The plant will be located in northern island of Hokkaido and is part of Japan’s initiative for decarbonisation. It is expected to be operational in 2024 with a capacity to generate 550 tonnes of hydrogen per year equivalent to fuel need of over 10,000 hydrogen-powered cars, according to a report.
The plan involves selling hydrogen in Hokkaido and exporting it to other parts of the nation via a transportation network that may include ports in Kobe and other locations across Japan. Hydrogen will be converted into energy and stored in batteries to power infrastructure including computer centres, cargo equipment in ports, and refrigerated warehouses.
Hokkaido Electric Power, renewable energy developer Green Power Investment, steel manufacturer Nippon Steel Engineering, and industrial gas provider Air Water are involved in the project.
Japan launched the green growth strategy in December 2020 aiming to lead the goal of achieving carbon neutrality by 2050 and a positive cycle of economic growth and the environmental protection.
According to the plan, Japan aims to bring in 3 million tonnes of hydrogen production capacity by 2030, with the capacity increasing to about 20 million tonnes by 2050. Hydrogen prices are expected to be reduced to 30 yen per standard cubic metre, or less than a third of the current cost by 2020.

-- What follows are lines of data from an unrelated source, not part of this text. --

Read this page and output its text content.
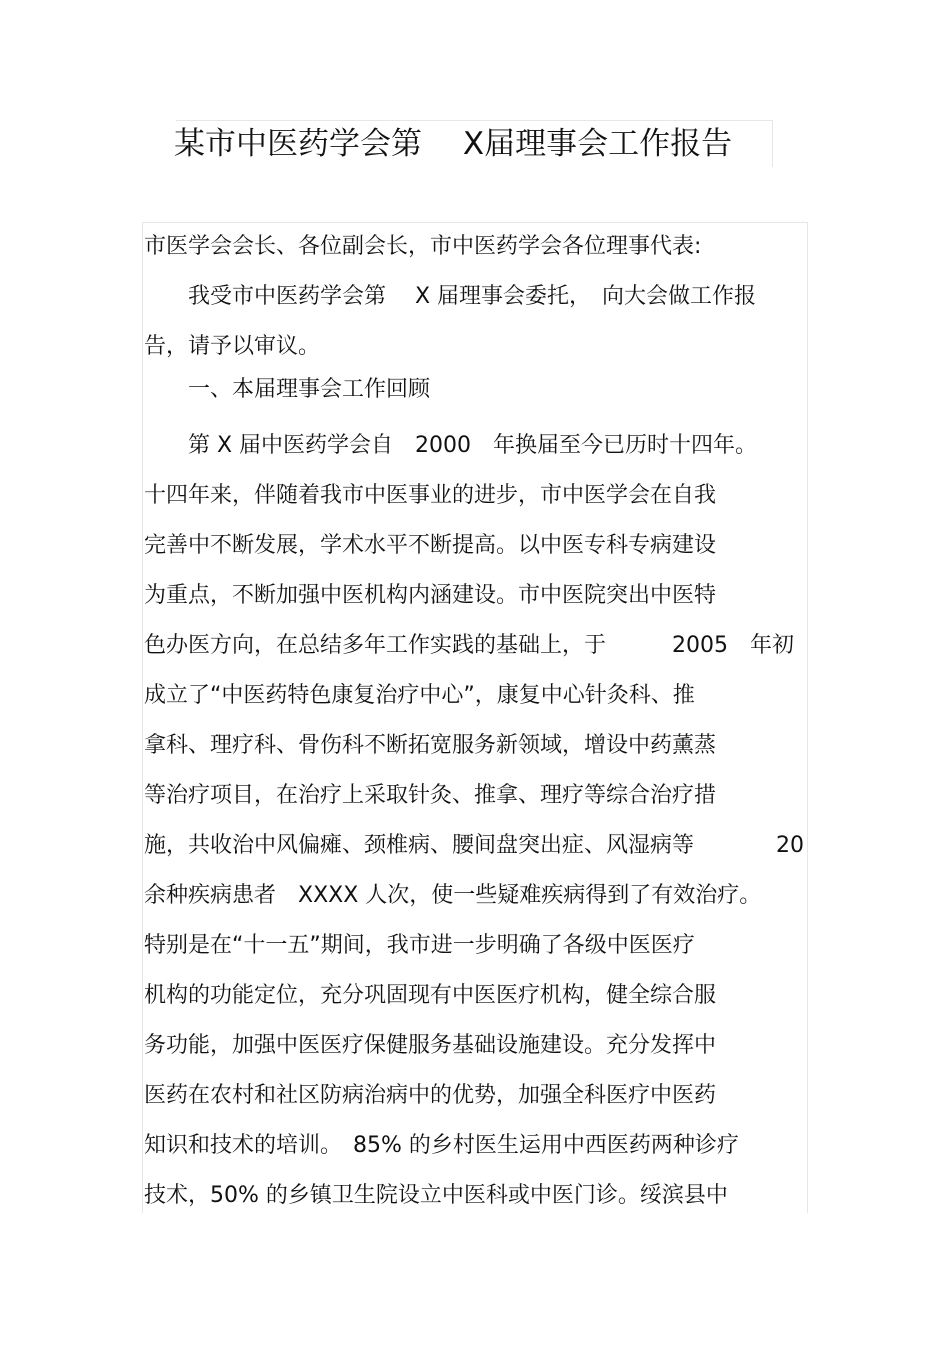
某市中医药学会第　 X届理事会工作报告
市医学会会长、各位副会长，市中医药学会各位理事代表:
　　我受市中医药学会第　 X 届理事会委托，　向大会做工作报
告，请予以审议。
　　一、本届理事会工作回顾
　　第 X 届中医药学会自　2000　年换届至今已历时十四年。
十四年来，伴随着我市中医事业的进步，市中医学会在自我
完善中不断发展，学术水平不断提高。以中医专科专病建设
为重点，不断加强中医机构内涵建设。市中医院突出中医特
色办医方向，在总结多年工作实践的基础上，于　　　2005　年初
成立了“中医药特色康复治疗中心”，康复中心针灸科、推
拿科、理疗科、骨伤科不断拓宽服务新领域，增设中药薰蒸
等治疗项目，在治疗上采取针灸、推拿、理疗等综合治疗措
施，共收治中风偏瘫、颈椎病、腰间盘突出症、风湿病等	20
余种疾病患者　XXXX 人次，使一些疑难疾病得到了有效治疗。
特别是在“十一五”期间，我市进一步明确了各级中医医疗
机构的功能定位，充分巩固现有中医医疗机构，健全综合服
务功能，加强中医医疗保健服务基础设施建设。充分发挥中
医药在农村和社区防病治病中的优势，加强全科医疗中医药
知识和技术的培训。　85% 的乡村医生运用中西医药两种诊疗
技术，50% 的乡镇卫生院设立中医科或中医门诊。绥滨县中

John Yeap of Pinsent Masons, the law firm behind Out-Law, said: “Green hydrogen presents an exciting future for the decarbonisation agenda. Given Japan’s offshore wind potential, this project ticks many boxes for Japan’s net zero agenda. However, the project is not without significant challenges. These will include technical and design issues in relation to Japan’s offshore waters, as well as economic considerations with regards the eventual delivered cost of hydrogen. A robust policy framework for supporting green hydrogen that takes into account the cost and benefit to the nation will therefore be important to encourage the commercialisation of the potential of green hydrogen.”